Em suma, a rede algorítmica reforça – ou elabora – o que já pensa aquele indivíduo. Mais do que isso, ela o encaminha para um nicho no qual se encontrará “em casa”, com gente pensando tal como ele próprio. É o que se chama de “bolha”, no convencional.
Nesse sentido, o “uberminion” é apenas uma das profissões abarcadas por essa rede algorítmica. Como a própria Rosana observa em outro texto, influencers têm alta tendência de se aliar a ideologização de direita – em porcentagem, ela calculou até 88% de bolsonaristas entre eles. Da mesma forma, todos os que de alguma forma trabalhem com venda e investimento.
Por que isso acontece? Há algo de comum entre esse pensamento reacionário e ser dono do próprio nariz, financeiramente falando?
Parece que sim. Na atual conjuntura, especialmente no Brasil, talvez a igreja evangélica seja a maior “associação entre amigos” da sociedade. Os fiéis, sob orientação de um pastor – ou mesmo independentemente disso – se juntam para atividades em conjunto e também formam consórcios em que uns ajudam os demais.
A adoção dos preceitos cristãos une, então, uma perspectiva de melhoria de vida tanto pela fé como pela nova rede de amizade
Dessa forma, para ficar em um exemplo bem simplório: uma mulher evangélica que faça venda direta de perfumes e cosméticos, em tese, tem muito mais condições de formar uma clientela, a partir de uma rede nascida dentro da própria igreja, do que outra que não tem essa base inicial de contatos. O mesmo vale para o vendedor de calçados, o comerciante do bairro, a dona do salão de beleza – e, claro, também o motorista de aplicativos.
A adoção dos preceitos cristãos une, então, uma perspectiva de melhoria de vida tanto pela fé como pela nova rede de amizade.
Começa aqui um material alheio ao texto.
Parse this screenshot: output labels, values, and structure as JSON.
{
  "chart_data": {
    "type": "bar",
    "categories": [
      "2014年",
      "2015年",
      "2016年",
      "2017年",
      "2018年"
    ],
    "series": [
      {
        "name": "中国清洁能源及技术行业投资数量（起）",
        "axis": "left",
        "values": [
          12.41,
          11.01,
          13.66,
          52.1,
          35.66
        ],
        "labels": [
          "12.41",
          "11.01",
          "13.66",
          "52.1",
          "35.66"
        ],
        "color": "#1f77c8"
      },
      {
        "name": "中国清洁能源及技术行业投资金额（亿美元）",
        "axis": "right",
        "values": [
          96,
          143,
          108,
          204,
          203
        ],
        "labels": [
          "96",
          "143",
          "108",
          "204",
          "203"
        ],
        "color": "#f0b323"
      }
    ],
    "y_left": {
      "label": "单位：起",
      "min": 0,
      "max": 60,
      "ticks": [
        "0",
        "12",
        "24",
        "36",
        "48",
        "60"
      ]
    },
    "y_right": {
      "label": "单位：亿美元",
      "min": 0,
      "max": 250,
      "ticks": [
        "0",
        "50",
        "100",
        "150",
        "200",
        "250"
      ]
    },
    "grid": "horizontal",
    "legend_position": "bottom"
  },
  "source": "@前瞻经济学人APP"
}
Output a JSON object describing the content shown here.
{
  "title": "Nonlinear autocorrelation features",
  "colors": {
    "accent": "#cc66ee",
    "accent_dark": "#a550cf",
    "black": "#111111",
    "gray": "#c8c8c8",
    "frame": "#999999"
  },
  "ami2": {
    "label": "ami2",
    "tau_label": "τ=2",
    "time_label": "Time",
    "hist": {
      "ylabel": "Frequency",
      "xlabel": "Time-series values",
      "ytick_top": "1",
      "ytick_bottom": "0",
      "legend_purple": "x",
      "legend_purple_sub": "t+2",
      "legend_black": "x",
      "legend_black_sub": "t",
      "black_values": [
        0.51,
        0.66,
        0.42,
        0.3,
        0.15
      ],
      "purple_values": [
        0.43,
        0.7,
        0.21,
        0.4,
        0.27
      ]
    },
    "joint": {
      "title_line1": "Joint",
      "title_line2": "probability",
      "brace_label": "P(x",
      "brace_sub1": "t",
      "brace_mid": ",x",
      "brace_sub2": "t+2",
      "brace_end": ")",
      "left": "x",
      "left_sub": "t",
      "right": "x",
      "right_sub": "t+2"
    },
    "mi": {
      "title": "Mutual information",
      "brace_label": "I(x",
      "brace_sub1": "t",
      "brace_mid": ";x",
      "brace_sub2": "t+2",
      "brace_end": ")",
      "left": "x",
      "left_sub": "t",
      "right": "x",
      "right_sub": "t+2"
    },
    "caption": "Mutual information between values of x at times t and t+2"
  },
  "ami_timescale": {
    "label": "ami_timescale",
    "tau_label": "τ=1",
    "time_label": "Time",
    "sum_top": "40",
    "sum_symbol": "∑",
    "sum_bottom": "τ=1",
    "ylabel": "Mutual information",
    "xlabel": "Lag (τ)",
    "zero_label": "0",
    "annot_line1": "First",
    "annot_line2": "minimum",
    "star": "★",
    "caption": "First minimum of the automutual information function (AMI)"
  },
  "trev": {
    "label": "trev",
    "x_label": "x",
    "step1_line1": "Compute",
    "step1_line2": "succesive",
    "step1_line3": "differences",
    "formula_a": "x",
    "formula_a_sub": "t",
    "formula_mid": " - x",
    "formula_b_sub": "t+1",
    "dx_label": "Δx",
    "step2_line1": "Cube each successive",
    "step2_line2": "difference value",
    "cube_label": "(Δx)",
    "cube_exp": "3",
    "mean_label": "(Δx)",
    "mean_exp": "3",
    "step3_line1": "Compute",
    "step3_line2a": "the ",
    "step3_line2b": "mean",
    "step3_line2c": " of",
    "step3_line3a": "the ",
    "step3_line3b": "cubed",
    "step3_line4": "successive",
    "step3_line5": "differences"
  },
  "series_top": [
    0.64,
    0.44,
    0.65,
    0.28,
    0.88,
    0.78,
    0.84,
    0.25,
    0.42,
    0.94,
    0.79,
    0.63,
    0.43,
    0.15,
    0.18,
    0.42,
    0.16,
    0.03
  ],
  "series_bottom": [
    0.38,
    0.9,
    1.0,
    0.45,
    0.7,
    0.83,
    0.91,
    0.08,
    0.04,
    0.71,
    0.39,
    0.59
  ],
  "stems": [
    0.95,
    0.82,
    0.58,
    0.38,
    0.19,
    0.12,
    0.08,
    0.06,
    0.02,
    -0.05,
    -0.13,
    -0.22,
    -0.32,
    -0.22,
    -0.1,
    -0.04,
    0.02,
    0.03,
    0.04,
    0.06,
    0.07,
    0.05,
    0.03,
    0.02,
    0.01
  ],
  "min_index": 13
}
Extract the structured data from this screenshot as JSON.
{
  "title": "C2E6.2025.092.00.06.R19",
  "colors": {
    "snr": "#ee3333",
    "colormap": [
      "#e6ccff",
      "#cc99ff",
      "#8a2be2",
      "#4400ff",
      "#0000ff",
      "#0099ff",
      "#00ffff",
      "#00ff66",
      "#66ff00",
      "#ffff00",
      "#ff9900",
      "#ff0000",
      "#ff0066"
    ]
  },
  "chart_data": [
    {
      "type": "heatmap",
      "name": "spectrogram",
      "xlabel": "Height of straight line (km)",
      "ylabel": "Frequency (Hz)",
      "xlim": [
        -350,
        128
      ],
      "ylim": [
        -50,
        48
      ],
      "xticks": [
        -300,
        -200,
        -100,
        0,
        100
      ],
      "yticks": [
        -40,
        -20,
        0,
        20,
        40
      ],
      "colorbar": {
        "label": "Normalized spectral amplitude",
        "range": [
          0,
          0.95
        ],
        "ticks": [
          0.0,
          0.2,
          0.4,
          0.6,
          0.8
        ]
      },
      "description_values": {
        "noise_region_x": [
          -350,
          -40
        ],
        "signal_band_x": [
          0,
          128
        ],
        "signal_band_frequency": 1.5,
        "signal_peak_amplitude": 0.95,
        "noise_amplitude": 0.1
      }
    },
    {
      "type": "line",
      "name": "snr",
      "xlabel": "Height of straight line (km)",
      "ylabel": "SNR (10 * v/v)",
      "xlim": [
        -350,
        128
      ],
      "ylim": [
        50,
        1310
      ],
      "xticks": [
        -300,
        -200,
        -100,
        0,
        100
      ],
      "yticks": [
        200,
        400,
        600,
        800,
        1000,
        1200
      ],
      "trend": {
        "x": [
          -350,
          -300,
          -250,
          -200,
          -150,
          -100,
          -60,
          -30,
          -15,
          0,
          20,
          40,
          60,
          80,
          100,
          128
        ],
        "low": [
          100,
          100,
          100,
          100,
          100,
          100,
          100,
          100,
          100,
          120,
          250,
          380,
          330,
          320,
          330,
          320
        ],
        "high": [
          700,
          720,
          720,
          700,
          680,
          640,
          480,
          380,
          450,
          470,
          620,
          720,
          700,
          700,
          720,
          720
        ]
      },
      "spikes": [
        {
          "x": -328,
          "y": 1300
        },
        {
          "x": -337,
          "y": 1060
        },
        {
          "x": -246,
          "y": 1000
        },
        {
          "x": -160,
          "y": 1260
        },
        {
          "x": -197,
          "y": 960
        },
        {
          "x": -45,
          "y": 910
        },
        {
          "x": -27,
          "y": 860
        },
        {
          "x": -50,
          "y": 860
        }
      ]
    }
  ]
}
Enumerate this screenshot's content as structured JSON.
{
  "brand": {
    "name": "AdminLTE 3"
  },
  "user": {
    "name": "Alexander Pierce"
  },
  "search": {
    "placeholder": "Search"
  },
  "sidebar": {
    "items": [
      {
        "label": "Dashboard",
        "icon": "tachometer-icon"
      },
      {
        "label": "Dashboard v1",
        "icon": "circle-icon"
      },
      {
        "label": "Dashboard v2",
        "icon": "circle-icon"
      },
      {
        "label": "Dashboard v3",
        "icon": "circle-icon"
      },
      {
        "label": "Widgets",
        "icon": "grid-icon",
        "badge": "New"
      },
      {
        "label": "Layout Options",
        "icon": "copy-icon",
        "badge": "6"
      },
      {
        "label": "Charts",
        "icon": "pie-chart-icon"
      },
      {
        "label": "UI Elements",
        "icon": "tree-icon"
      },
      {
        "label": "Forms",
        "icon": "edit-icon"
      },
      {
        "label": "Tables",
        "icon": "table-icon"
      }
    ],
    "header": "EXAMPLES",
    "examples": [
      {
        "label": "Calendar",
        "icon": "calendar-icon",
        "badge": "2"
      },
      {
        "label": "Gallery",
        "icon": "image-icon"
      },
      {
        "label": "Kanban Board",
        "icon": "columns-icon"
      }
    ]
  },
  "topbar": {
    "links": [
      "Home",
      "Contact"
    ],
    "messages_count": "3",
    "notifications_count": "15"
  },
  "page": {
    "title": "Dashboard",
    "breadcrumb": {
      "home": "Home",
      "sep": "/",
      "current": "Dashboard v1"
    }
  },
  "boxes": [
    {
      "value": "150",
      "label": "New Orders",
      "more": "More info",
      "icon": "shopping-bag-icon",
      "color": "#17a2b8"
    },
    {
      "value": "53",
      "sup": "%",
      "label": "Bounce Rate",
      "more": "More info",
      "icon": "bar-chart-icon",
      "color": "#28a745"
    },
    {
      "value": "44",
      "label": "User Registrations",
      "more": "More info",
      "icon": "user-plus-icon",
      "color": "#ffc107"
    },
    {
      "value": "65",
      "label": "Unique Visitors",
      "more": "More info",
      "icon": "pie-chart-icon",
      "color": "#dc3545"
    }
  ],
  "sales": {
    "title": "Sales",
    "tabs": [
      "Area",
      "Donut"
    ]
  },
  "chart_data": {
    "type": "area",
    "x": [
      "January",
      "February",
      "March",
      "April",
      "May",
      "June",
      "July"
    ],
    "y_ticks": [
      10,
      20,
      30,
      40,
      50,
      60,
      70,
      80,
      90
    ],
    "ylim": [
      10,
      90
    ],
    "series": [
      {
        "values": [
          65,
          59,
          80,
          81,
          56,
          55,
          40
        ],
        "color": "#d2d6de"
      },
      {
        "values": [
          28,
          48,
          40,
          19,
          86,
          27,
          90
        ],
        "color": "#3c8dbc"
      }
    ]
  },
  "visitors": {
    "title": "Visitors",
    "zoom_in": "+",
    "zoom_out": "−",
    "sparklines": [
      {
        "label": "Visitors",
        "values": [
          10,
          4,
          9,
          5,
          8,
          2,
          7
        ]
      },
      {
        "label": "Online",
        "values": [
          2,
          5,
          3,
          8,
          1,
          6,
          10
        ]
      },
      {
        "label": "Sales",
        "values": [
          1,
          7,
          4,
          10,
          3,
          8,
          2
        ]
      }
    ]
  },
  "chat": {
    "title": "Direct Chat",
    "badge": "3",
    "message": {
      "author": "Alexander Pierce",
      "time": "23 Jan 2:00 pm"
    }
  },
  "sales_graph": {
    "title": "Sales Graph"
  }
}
Com uma vantagem: todos ali têm um compromisso moral – o que facilita as relações, já que aumenta o grau de confiança mútua.
Indo além, não é à toa que cada vez mais há políticos evangélicos. Mesmo que eles não nasçam no seio da igreja ou sejam membros dela – muitos, aliás, se “convertem” durante a carreira pública –, acabam, se eleitos por elas, mais comprometidos com pautas de costumes do que com políticas públicas de fato. Isso explica, em grande parte, a razão pela qual as casas legislativas hoje dispendem seu tempo de trabalho com análises de projetos inconstitucionais, como a “escola sem partido”, “ideologia de gênero” e “abolição do comunismo”, entre outros.
Dessa maneira, os novos governos, especialmente o que assume a cadeira no Palácio do Planalto, precisarão entender a nova teia de relações que influi no consumo, na prestação de serviços e, enfim, nas relações de trabalho. Que o presidente Luiz Inácio Lula da Silva (PT) não vai pegar o mesmo Brasil de FHC, em 2002, todos sabem; o que ainda precisa ser compreendido, planejado e executado com eficiência, para que o Brasil não caia novamente no perigoso terreno da extrema-direita.
O futuro governante prometeu melhorar a situação dos trabalhadores de aplicativos por meio de uma regulação justa. Não é o que eles querem, ao que parece, pois se consideram menos “trabalhadores” do que “empreendedores”. Empreendedores que detestam regulação. Mas, como escreveu Rosana Pinheiro-Machado, no mesmo texto: “Oferecer alternativas às transformações do mundo do trabalho —precarizado, plataformizado, digital ou empreendedor— é um dos desafios mais cabeludos do próximo governo comandado por Lula.”